UW News

September 4, 2015

Poplar trees are best bet for biofuel in UW-led research project

UW News

Groves of poplar trees could one day fuel our vehicles and be the source of chemicals that we use in our daily lives.

Poplar materials, including bark, leaves and wood, are used to make cellulosic ethanol.

Poplar materials, including bark, leaves and wood, are used to make cellulosic ethanol.Dennis Wise/University of Washington

A five-year, $40 million study is laying the foundation for a Pacific Northwest industry that converts sustainably produced poplar feedstock into fuels and chemicals.

The research, led by the University of Washington, will seed the world’s first wood-based cellulosic ethanol production facility. The handful of other cellulosic ethanol factories use agricultural waste to convert feedstock into sustainable transportation fuels.

The U.S. Department of Agriculture-funded project is in its final year, and the consortium of 10 academic institutions and private companies will gather at the UW Sept. 8-10 to share results and finalize research projects. They identified hybrid poplars as a beneficial feedstock because of the tree’s fast growth, year-round availability and wood that is readily broken down to fermentable sugars.

ZeaChem, a Colorado-based biofuels company and one of the industry partners in this study, is moving ahead with plans to build a commercial production facility in Boardman, Oregon, in 2016 that will produce fuel-grade ethanol and bio chemicals.

“We’ve established that poplar is a viable and sustainable feedstock for the production of fuels and bio-based chemicals,” said Rick Gustafson, a UW professor of bioresource science and engineering, who leads the project. “We’ve provided fundamental information that our industry partners can use to convince investors that production of fuels and chemicals from poplar feedstock is a great investment.”

The research team, called Advanced Hardwood Biofuels Northwest, set up five demonstration tree farms with different varieties of poplar. None of the trees is genetically engineered, but instead researchers bred them to thrive in different environments and to grow fast. The trees can gain up to 20 feet a year, allowing for a harvest every two or three years.

“They grow like mad,” Gustafson said. “The production growth rate of these trees has just been phenomenal.”

When a poplar tree is cut, its stump naturally sprouts new shoots and the next generation of trees grow out of the parent stumps. Each tree can go through about six cycles of this regrowth before new poplars must be planted, Gustafson said.

Shannon Ewanick with the UW's Biofuels and Bioproducts Laboratory operates a pretreatment reactor, known as a "steam gun."

Shannon Ewanick with the UW’s Biofuels and Bioproducts Laboratory operates the pretreatment reactor, known as a “steam gun.”Dennis Wise/University of Washington

A number of UW faculty members and students, mainly in the UW’s School of Environmental and Forest Sciences, have contributed to different aspects of this broad research project. They explored the pros and cons of processing whole trees verses using clean wood chips, developed catalysts to convert ethanol to jet fuel, examined the efficacy of endophytes — microorganisms — that live within the trees that provide benefits such as nitrogen fixation, assessed the social impact on potential landowners, and looked at available land for poplar tree farms and the impact climate change may have on growing them.

The UW team also has refined the process of converting the poplar trees to fuel.

In this process, sugars are extracted from the poplar tree using a combination of thermal/chemical pretreatment and enzymatic reactions. The pretreatment step is performed in a high-pressure reactor to efficiently extract some of the sugars and to open the wood structure to enable enzymes to access carbohydrates remaining in the wood.

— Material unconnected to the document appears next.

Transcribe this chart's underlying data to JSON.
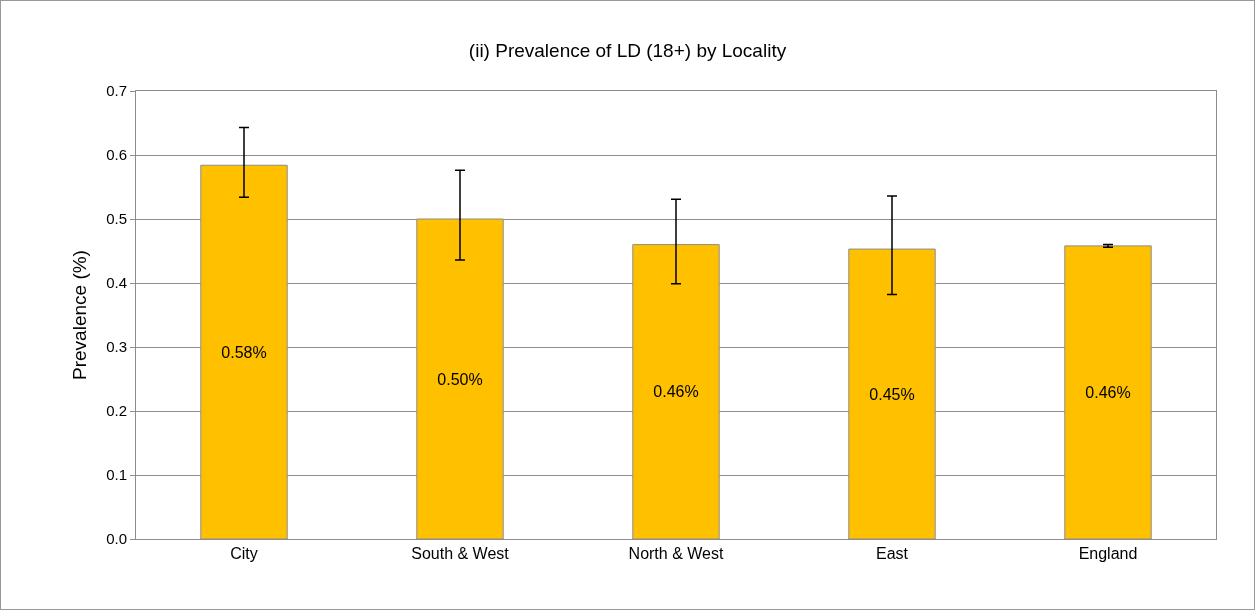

Shannon Ewanick collects products exiting the pretreatment reactor after the reactions have fractioned the biomass.

Shannon Ewanick collects products exiting the pretreatment reactor after the reactions have fractioned the biomass.University of Washington

These sugars can then be fermented to different products including ethanol and acetic acid. Poplar is ideal for this process because they grow quickly and have relatively accessible carbohydrates in the wood.

Process improvements developed on the laboratory scale at the UW can be tested at a demonstration scale at ZeaChem’s demonstration biorefinery in Boardman and then applied at a commercial scale once that facility is constructed.

“Advanced Hardwood Biofuels is more than a big research program,” Gustafson said. “We are setting the stage for a new, sustainable enterprise for the Pacific Northwest.”

Project collaborators and reporters interested in this project can take a tour of the UW biorefinery pilot plant and laboratory facilities on campus Sept. 8 as part of the team’s annual meeting.

The other institutions involved are Washington State University, University of California, Davis, University of Idaho, Oregon State University, the Agriculture Center of Excellence, Greenwood Resources, Inc. and the Rocky Mountain Wildlife Institute.